School just ended for me a few weeks ago, so I thought to myself, “Why not use the skills I’ve learned this past school year to help solve the problem I’ve been facing this past year”?” Thus, I created Empower to empower and connect communities.

What it does

Empower does not focus on building its own brand or fortune like other websites. This should be blatantly obvious since the name is not apparent anywhere on the webpage. It instead entirely places all of the focus on empowering local neighborhood communities by facilitating the development of meaningful relationships between members. Empower creates a platform where people can easily reach out to other members in their local neighborhood area for help with tasks. Although this seems trivial, community interaction empowers communities and individuals since it helps people develop long-lasting relationships that make them feel stronger and more unified. It also empowers the community to take action to fix the problems in their lives themselves rather than simply ignoring them.

How we built it

I built Empower with HTML, CSS, PHP, and MySQL, and a few lines of JavaScript. I used Bootstrap 4 to help style the webpage. I did not use any online template or website builder; I coded every line by hand with the skills I learned this past year.

Challenges we ran into

There were many different paths that I could have taken for this website and many different implementations that I could have made. Choosing which path to follow and what to do with my time was extremely difficult.

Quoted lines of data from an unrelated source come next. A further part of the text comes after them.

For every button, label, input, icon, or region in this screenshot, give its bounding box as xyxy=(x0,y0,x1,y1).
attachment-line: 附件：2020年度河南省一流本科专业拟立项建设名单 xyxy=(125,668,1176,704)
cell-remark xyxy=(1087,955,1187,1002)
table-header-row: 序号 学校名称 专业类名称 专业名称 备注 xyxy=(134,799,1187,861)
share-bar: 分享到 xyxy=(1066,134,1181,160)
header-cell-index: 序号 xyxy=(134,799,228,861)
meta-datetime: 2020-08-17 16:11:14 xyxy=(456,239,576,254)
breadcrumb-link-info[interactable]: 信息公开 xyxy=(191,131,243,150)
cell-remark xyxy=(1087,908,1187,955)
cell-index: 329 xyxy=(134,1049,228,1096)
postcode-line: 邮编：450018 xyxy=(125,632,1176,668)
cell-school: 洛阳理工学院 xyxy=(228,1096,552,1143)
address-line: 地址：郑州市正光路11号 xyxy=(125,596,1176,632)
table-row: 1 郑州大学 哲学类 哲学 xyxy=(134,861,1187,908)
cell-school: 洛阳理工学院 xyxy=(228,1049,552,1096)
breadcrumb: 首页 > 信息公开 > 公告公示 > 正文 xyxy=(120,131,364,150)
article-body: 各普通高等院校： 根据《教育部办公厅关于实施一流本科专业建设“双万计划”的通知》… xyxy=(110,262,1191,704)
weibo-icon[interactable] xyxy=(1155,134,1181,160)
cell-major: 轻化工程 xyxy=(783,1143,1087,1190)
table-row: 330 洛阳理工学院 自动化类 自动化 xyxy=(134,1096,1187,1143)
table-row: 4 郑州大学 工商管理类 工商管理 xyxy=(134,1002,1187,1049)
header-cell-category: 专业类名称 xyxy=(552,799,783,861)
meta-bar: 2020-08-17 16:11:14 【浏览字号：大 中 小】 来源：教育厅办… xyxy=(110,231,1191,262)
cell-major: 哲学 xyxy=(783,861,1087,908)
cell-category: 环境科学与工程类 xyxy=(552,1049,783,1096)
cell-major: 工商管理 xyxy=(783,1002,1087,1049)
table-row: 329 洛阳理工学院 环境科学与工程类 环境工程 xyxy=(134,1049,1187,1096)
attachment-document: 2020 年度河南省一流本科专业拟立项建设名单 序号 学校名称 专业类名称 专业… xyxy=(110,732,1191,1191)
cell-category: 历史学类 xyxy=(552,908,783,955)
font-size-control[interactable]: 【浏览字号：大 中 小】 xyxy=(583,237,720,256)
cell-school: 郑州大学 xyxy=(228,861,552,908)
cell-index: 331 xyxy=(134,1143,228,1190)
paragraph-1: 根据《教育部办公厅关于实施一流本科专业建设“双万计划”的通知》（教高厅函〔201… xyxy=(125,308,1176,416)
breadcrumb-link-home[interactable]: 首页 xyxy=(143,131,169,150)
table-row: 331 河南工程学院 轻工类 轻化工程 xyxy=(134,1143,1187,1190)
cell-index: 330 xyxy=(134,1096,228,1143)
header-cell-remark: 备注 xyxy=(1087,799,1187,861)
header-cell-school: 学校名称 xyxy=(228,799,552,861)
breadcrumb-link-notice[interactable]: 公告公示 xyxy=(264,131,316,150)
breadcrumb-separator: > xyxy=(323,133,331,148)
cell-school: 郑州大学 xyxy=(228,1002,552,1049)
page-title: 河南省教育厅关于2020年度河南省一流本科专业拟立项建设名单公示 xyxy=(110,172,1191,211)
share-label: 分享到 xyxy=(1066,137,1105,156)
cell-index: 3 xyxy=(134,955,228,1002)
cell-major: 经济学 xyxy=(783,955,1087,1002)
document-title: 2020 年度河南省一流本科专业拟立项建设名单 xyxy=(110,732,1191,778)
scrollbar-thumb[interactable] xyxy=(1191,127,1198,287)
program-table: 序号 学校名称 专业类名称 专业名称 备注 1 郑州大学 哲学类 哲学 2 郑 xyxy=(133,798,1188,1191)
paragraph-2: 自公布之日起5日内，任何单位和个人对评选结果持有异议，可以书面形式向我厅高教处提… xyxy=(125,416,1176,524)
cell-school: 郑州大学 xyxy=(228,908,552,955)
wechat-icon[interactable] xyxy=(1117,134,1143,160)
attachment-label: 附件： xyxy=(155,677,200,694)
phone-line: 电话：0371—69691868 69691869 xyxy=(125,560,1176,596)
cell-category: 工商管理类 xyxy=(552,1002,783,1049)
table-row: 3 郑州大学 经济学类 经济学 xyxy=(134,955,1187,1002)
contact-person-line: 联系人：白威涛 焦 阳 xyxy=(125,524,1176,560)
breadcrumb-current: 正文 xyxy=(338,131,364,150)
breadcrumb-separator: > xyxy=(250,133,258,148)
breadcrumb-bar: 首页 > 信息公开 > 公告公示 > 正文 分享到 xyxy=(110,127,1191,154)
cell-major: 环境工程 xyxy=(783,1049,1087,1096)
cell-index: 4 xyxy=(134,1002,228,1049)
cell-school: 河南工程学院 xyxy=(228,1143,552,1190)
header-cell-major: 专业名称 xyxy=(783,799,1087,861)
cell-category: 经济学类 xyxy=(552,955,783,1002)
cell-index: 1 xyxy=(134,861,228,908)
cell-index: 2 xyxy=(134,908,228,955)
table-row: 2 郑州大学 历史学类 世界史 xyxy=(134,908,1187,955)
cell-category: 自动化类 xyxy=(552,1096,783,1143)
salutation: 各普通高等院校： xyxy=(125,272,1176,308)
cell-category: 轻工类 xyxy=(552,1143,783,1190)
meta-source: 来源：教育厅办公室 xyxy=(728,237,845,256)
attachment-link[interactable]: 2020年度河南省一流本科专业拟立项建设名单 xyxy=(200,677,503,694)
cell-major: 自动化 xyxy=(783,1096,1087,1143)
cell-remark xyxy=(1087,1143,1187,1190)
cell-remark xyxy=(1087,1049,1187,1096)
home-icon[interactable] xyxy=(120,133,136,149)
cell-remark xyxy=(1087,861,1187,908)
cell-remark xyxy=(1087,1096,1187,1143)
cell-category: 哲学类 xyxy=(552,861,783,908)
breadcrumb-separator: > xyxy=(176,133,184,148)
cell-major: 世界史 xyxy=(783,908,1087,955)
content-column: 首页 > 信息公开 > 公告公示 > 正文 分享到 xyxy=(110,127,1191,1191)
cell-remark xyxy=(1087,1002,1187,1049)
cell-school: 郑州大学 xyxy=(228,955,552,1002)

Design and art are not my talents, so it was difficult to make a professional and attractive website.

This is only my second hackathon. I’m used to creating applications and games where I have to account for every edge case, bug, and possible exploit to prevent the user from breaking my code. But hackathons are about hacking something together and praying to the Stack Overflow gods that it works regardless of the apparent bugs, glitches, and scrappy code. It was hard for me to process this and keep this in mind while programming.

Accomplishments that we're proud of

I am proud of how the website turned out. I think the website looks great, and although some of the code looks terrible and barely functions, everything works as intended. I’m proud that I used the skills I learned this past year to help my community.

What we learned

I learned that I shouldn’t try to fix every bug or optimize every line of code while working on a hackathon. I also learned that although listening to music while programming is nice, I can’t focus 100% while doing that.

What's next for Empower

I’m excited to continue building Empower. I want to make the website look even better and more professional. I want to patch some of the holes and actually host Empower on a website and server to help neighborhood communities reconnect, reunite, and revitalize after a long time apart.